Born into a Jewish family in the Soviet Union after World War II, Sharansky said he grew up experiencing very little freedom.

“The Soviet Union wanted to create a society where everyone will be equal, so they must remove differences - differences in religious views and national differences,” Sharansky said. “[The] Regime was trying to erase individuals. People must be cogs in the machine of communism.”

Shortly after the fall of the Berlin Wall, Sharansky emerged as a prominent spokesman for Jewish Soviets, speaking both for universal rights and for the Jewish people.

“I was pressed by friends and comrades to choose. They said, ‘If you believe in universal rights, you cannot favor one people over another,’ but I never accepted this,” Sharansky said.

Lipson said Sharansky’s message was unique.

“It’s rare to hear a political figure who can place his current remarks within the wider sweep of history and the struggle for freedom, and that’s exactly what Natan Sharansky did,” Lipson said.

Sharansky said his strong sense of identity helped him reconcile fighting for universal rights with fighting for national rights, and he called on his audience to do the same.

“Discover for yourself. You are a part of a tradition.

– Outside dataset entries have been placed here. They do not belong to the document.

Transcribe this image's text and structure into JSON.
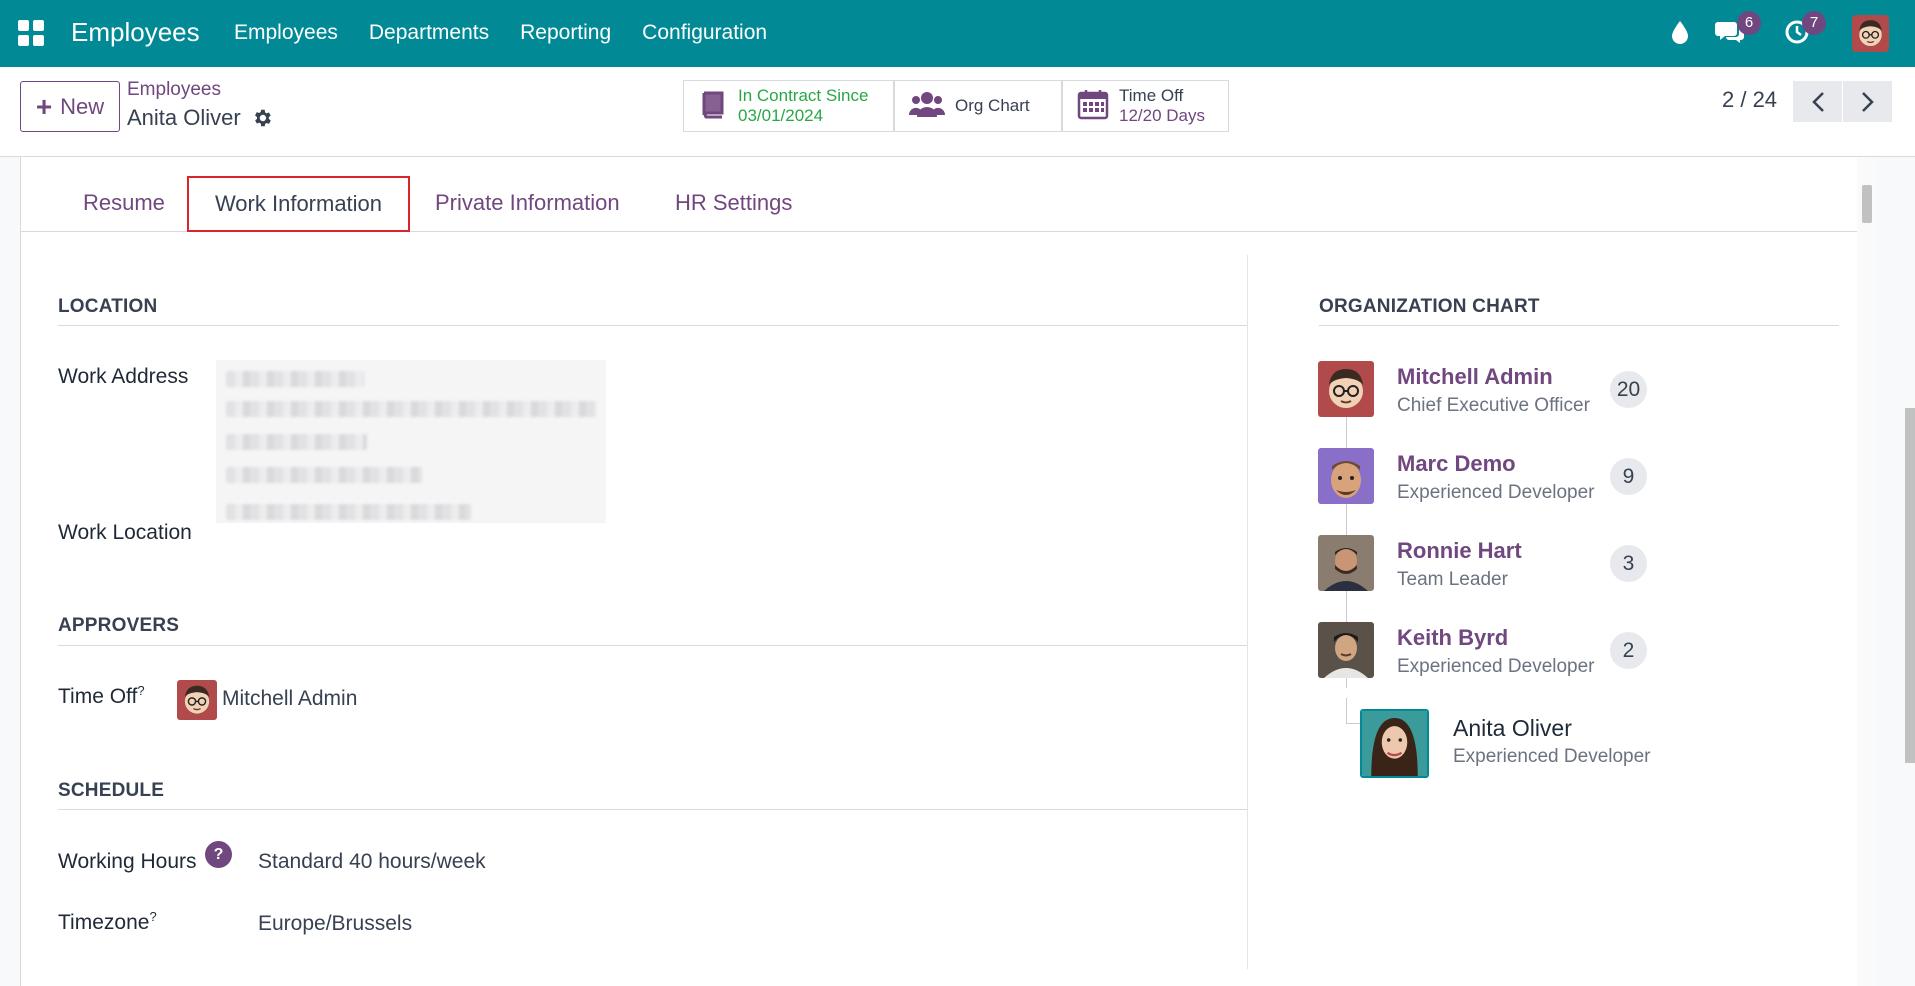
{
  "navbar": {
    "brand": "Employees",
    "menu": [
      "Employees",
      "Departments",
      "Reporting",
      "Configuration"
    ],
    "messages_count": "6",
    "activities_count": "7"
  },
  "control": {
    "new_label": "New",
    "breadcrumb_parent": "Employees",
    "breadcrumb_current": "Anita Oliver",
    "contract_label": "In Contract Since",
    "contract_date": "03/01/2024",
    "org_chart_label": "Org Chart",
    "timeoff_label": "Time Off",
    "timeoff_value": "12/20 Days",
    "pager": "2 / 24"
  },
  "tabs": {
    "resume": "Resume",
    "work_information": "Work Information",
    "private_information": "Private Information",
    "hr_settings": "HR Settings"
  },
  "location": {
    "title": "LOCATION",
    "work_address_label": "Work Address",
    "work_location_label": "Work Location"
  },
  "approvers": {
    "title": "APPROVERS",
    "time_off_label": "Time Off",
    "time_off_approver": "Mitchell Admin"
  },
  "schedule": {
    "title": "SCHEDULE",
    "working_hours_label": "Working Hours",
    "working_hours_value": "Standard 40 hours/week",
    "timezone_label": "Timezone",
    "timezone_value": "Europe/Brussels"
  },
  "org_chart": {
    "title": "ORGANIZATION CHART",
    "managers": [
      {
        "name": "Mitchell Admin",
        "job": "Chief Executive Officer",
        "count": "20"
      },
      {
        "name": "Marc Demo",
        "job": "Experienced Developer",
        "count": "9"
      },
      {
        "name": "Ronnie Hart",
        "job": "Team Leader",
        "count": "3"
      },
      {
        "name": "Keith Byrd",
        "job": "Experienced Developer",
        "count": "2"
      }
    ],
    "self": {
      "name": "Anita Oliver",
      "job": "Experienced Developer"
    }
  },
  "colors": {
    "navbar": "#018a96",
    "accent": "#71477f",
    "highlight_border": "#d9262c",
    "contract_green": "#28a745"
  }
}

Learn about your identity,” Sharansky said. “The more you want to be part of this tradition of this people, you realize there are things more important than your physical existence. That’s what gives you strength, and you start for the first time to live as a free person.”

Alliances are easier to form with a strong sense of identity, Sharansky said. When he was imprisoned for treason for spying for the United States in 1978, he learned who to trust.

“Who are your best friends in prison? In the conditions of the Soviet Union you didn’t know who’s working for the KGB,” Sharansky said. “In prison you very quickly learn that the stronger the identity, the less likely they are to be KGB because they know there are things bigger than them, things which they will die for.”

Sharansky concluded with the hope that Israel would “continue to be an island of freedom, democracy, and hope” among what he called dictatorial countries.

During the question-and-answer session, Lipson contrasted the atmosphere with the recent Olmert event.

“I was proud of the University as an audience [today]. The questions were good, hard, but in the calm, inquiring spirit of the University,” Lipson said.

According to Chicago Friends of Israel (CFI) President and second-year Haley Ossip, security was an issue in planning for yesterday’s event due to the reaction to Olmert’s speech. Ossip explained that UCPD were monitoring for safety.

“We’re always a bit worried about how things will go before big events like this,” Ossip said. “The day Olmert spoke, I saw graffiti on campus saying ‘Israel Nazis.’”

No one protested during Sharansky’s speech.

Second-year Marisa Gage, vice president of CFI, said the event was one of the best she can remember.

“The questions were great, I think people were taking various components of what he said and combining it with personal ideology, and it created a great discourse,” Gage said.